Before the data is loaded into the Data warehouse, the data transformation, or "consolidation" processing, should be done first. This process includes several essential operational steps to make the data complete and uniform, which ensures that the data in use in the Data Warehouse is quality-assured and is detailed thereafter. In short, integration is to ensure that the data is accurate, in place, no more than the expected range of values, no duplication and so on.

ok!, do you understand me? Is it a little complicated? It does not matter, remember a little on the line: Data Warehouse is to give statistical analysis and other work, specially designed data support, so simple, summed up:

Data Warehouse:

1. Data is not real-time, update time is longer.

2. The data source is the operation type data, after a certain pattern extraction.

3. At the time of processing, the requirements of the event are more relaxed.

Its design is relatively complex, but it is certain: the Data warehouse is according to: Data-〉 demand. This also can be understood: Ching. You prepared a lot of carrots can not be a "radish meeting" Mody! So, the purpose of DSS design is: You give me what I need, and I'll tell you what I want. It doesn't sound very awkward. :)

So far, you should have a comprehensive and superficial understanding of the data Warehouse, hehe, the next step should be carefully delve into the great building the "Data Warehouse."

Ma Lei Wednesday, November 29, 2000


Contact Us

The content source of this page is from Internet, which doesn't represent Alibaba Cloud's opinion; products and services mentioned on that page don't have any relationship with Alibaba Cloud.
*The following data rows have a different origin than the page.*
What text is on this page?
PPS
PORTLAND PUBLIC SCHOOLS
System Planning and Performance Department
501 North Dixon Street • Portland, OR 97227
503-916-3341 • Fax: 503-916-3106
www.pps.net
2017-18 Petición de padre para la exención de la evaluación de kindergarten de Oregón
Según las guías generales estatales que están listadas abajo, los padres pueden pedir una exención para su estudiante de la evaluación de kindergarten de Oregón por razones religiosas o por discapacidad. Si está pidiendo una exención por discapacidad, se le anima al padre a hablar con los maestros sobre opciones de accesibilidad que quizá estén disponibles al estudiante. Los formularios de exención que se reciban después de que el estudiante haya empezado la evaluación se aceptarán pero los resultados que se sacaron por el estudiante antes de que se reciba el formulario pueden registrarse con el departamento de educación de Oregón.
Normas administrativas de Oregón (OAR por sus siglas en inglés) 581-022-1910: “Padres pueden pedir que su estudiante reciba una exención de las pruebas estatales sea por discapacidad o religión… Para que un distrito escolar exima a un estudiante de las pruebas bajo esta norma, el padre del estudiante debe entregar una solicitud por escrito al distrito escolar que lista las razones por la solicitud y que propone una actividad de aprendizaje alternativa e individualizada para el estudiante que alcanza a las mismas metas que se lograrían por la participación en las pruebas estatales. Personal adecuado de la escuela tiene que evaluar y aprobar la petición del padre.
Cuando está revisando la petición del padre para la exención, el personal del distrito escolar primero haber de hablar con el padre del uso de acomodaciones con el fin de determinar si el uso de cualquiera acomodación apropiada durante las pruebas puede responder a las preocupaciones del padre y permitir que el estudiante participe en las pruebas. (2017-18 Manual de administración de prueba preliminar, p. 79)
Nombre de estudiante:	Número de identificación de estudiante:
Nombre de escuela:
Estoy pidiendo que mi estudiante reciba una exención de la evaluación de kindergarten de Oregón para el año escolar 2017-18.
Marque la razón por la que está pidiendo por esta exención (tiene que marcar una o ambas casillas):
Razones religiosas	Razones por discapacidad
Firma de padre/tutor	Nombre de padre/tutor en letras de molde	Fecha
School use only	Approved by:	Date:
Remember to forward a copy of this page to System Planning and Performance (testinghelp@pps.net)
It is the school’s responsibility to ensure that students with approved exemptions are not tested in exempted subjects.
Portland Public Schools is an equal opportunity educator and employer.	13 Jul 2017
If the content of the page makes you feel confusing, please write us an email, we will handle the problem within 5 days after receiving your email.

If you find any instances of plagiarism from the community, please send an email to: info-contact@alibabacloud.com and provide relevant evidence. A staff member will contact you within 5 working days.

A Free Trial That Lets You Build Big!

Start building with 50+ products and up to 12 months usage for Elastic Compute Service

  • Sales Support

    1 on 1 presale consultation

  • After-Sales Support

    24/7 Technical Support 6 Free Tickets per Quarter Faster Response

  • Alibaba Cloud offers highly flexible support services tailored to meet your exact needs.